Bisnis.com, JAKARTA – Rencana penerbitan obligasi negara jenis baru berupa pandemic bond dinilai sebagai kebijakan yang tepat untuk mengumpulkan dana penanggulangan pandemi virus corona.
Untuk menarik minat investor terhadap surat utang ini, pemerintah perlu memberikan sejumlah insentif kepada calon pembeli.
Head of Economics Research Pefindo Fikri C. Permana mengatakan, penerbitan pandemic bond dapat memberikan likuiditas tambahan pada pasar obligasi.
Suntikan likuditas ini amat dibutuhkan karena rencana pemerintah yang akan melakukan pelebaran defisit APBN 2020 untuk mengatasi penyebaran virus Corona.
“Dana ini juga dibutuhkan karena ada peristiwa tidak terduga yang terjadi sehingga pemerintah perlu mencari sumber lain,” katanya saat dihubungi pada Rabu (1/4/2020) di Jakarta.
Fikri mengatakan, kebijakan emisi pandemic bond merupakan langkah yangtepat. Pasalnya, penerbitan ini akan menggerakkan para pelaku pasar dan investor untuk turut terlibat dalam upaya pemulihan negara dari wabah virus Corona.
Baca Juga
“Jadi akan membangkitkan rasa nasionalisme dalam diri masyarakat juga untuk ikut serta membantu membangun kembali Indonesia,” tambahnya.
Dia menambahkan, untuk membuat penerbitan obligasi ini semakin atraktif, pemerintah perlu menyiapkan pemanis yang tepat kepada para calon investor. Salah satu insentif yang dapat diberikan adalah pembebasan PPN kepada investor.
Pemanis lain yang dapat menjadi pilihan adalah menghitung pembelian obligasi ini sebagai Giro Wajib Minimum, khusus untuk investor perbankan. Hal tersebut juga dapat membantu meringankan beban industri keuangan yang saat ini sedang tinggi.
Hal senada juga diungkpkan Associate Director Fixed Income Anugerah Sekuritas Ramdhan Ario Maruto. Menurutnya, kemungkinan besar pandemic bond bakal dilengkapi dengan sejumlah insentif atau kemudahan lainnya sebagai pemanis untuk sektor swasta agar turut membeli.
Ramdhan menyarankan, masa jatuh tempo ideal jenis surat utang ini sebaiknya berjangka pendek atau menengah serta jenis SBN yang tak dapat diperjualbelikan kembali.
Pasalnya, dana yang dibutuhkan digunakan pembiayaan jangka pendek dan karena faktor force majeur, sehingga SBN ini dinilai kurang relevan jika masih beredar di pasar dalam beberapa tahun ke depan.
“Sepertinya tenor 3 tahun hingga 5 tahun akan bagus. Selain itu, tingkat imbal hasil (yield) juga bisa sedikit dibawah nilai pasar karena ada kemungkinan Bank Indonesia (BI) dapat masuk pada pasar lelang, kemungkinan di kisaran 7,5 persen hingga 8 persen dengan asumsi yield SBN Indonesia tenor 10 tahun sudah menyentuh angka 8 persen,” jelasnya.
Sebelumnya, Kementerian Keuangan akan menerbitkan surat utang khusus bencana Covid-19, Pandemic Bonds.
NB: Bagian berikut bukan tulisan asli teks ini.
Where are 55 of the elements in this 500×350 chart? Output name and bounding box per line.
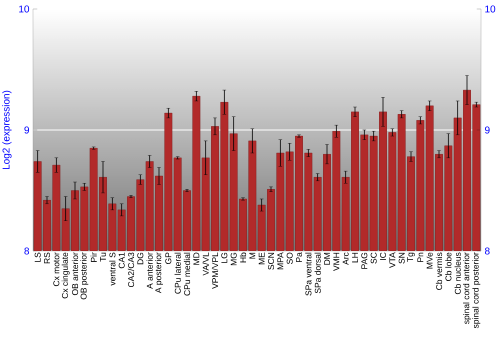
y-tick-label: 9 xyxy=(24,126,30,134)
x-tick-label: MG xyxy=(230,252,237,266)
x-tick-label: Tu xyxy=(100,252,106,262)
x-tick-label: Tg xyxy=(407,252,415,262)
x-tick-label: SN xyxy=(398,252,405,264)
x-tick-label: LG xyxy=(221,252,228,263)
x-tick-label: GP xyxy=(165,252,172,264)
x-tick-label: VMH xyxy=(333,252,340,271)
x-tick-label: CPu medial xyxy=(184,252,190,296)
x-tick-label: M xyxy=(249,252,256,259)
x-tick-label: SO xyxy=(286,252,293,264)
x-tick-label: Cx cingulate xyxy=(62,252,70,298)
y2-tick-label: 8 xyxy=(484,247,490,255)
x-tick-label: OB posterior xyxy=(80,252,88,300)
x-tick-label: DM xyxy=(324,252,330,265)
x-tick-label: VPM/VPL xyxy=(212,252,218,289)
y2-tick-label: 10 xyxy=(485,5,496,13)
x-tick-label: A posterior xyxy=(155,252,163,294)
x-tick-label: spinal cord anterior xyxy=(463,252,471,324)
y-tick-label: 8 xyxy=(24,247,30,255)
x-tick-label: SCN xyxy=(268,252,274,270)
x-tick-label: PAG xyxy=(361,252,368,269)
x-tick-label: MVe xyxy=(426,252,433,268)
x-tick-label: SPa dorsal xyxy=(314,252,321,294)
x-tick-label: MPA xyxy=(277,252,284,270)
x-tick-label: Cb lobe xyxy=(445,252,452,281)
x-tick-label: LH xyxy=(352,252,358,262)
y-tick-label: 10 xyxy=(19,5,30,13)
x-tick-label: SPa ventral xyxy=(305,252,312,296)
x-tick-label: Arc xyxy=(342,252,349,265)
x-tick-label: CA1 xyxy=(118,252,125,268)
y-axis-title: Log2 (expression) xyxy=(2,90,12,170)
x-tick-label: Cb nucleus xyxy=(454,252,461,294)
x-tick-label: Pn xyxy=(417,252,424,262)
x-tick-label: ventral S xyxy=(109,252,116,286)
x-tick-label: VTA xyxy=(389,252,396,268)
x-tick-label: VA/VL xyxy=(202,252,209,276)
x-tick-label: CPu lateral xyxy=(174,252,181,294)
x-tick-label: spinal cord posterior xyxy=(472,252,480,328)
x-tick-label: Pir xyxy=(90,252,97,262)
x-tick-label: IC xyxy=(380,252,386,260)
x-tick-label: MD xyxy=(193,252,200,265)
x-tick-label: ME xyxy=(258,252,265,264)
x-tick-label: Cb vermis xyxy=(436,252,442,290)
x-tick-label: Cx motor xyxy=(53,252,60,286)
x-tick-label: A anterior xyxy=(146,252,153,289)
x-tick-label: DG xyxy=(137,252,144,264)
x-tick-label: Hb xyxy=(240,252,246,262)
x-tick-label: OB anterior xyxy=(72,252,78,296)
x-tick-label: SC xyxy=(370,252,377,264)
y2-tick-label: 9 xyxy=(485,126,490,134)
x-tick-label: LS xyxy=(34,252,41,262)
x-tick-label: Pa xyxy=(296,252,302,262)
x-tick-label: CA2/CA3 xyxy=(128,252,134,288)
x-tick-label: RS xyxy=(44,252,50,264)
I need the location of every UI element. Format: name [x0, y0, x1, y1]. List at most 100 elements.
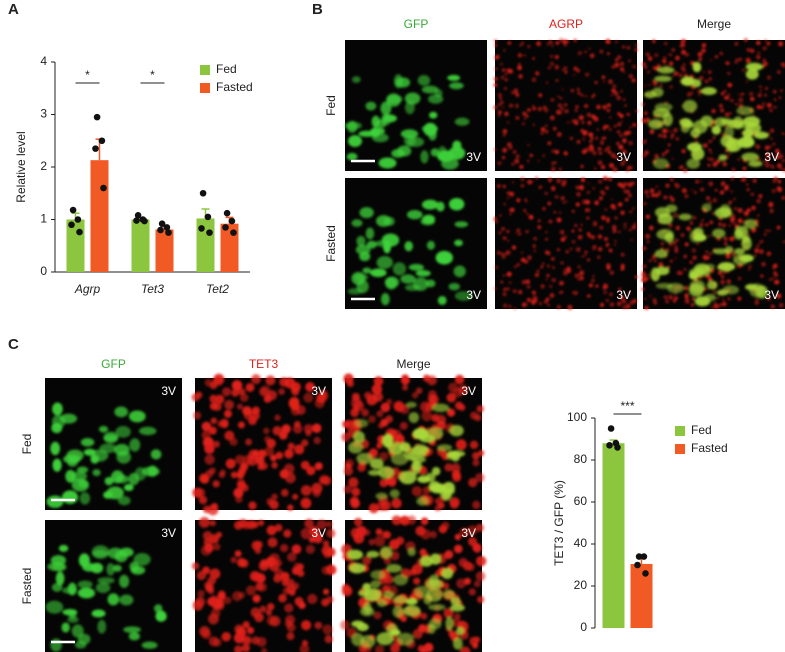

Menteri Keuangan Sri Mulyani menuturkan surat utang ini memiliki klausul khusus, yakni pembiayaan melalui Bank Indonesia di mana pembelian langsung dimungkinkan.
"Tetapi nanti Kemenkeu dan BI akan atur secara hati hati agar tidak dipersepsikan negara memenuhi pembiayaan dari BI," tegas Sri Mulyani, Rabu (1/4/2020).
Hal ini dimaksudkan untuk mengantisipasi apabila pasar volatile dan harga tidak rasional. Aturan soal Pandemic Bonds akan dimasukkan ke dalam Perppu.
Pandemic Bonds merupakan SBN berdenominasi rupiah yang dibeli oleh Bank Indonesia (BI) atau swasta yang mampu. Dana yang terkumpul akan disalurkan kepada dunia usaha dalam bentuk kredit khusus yang disebut akan dibuat seringan mungkin.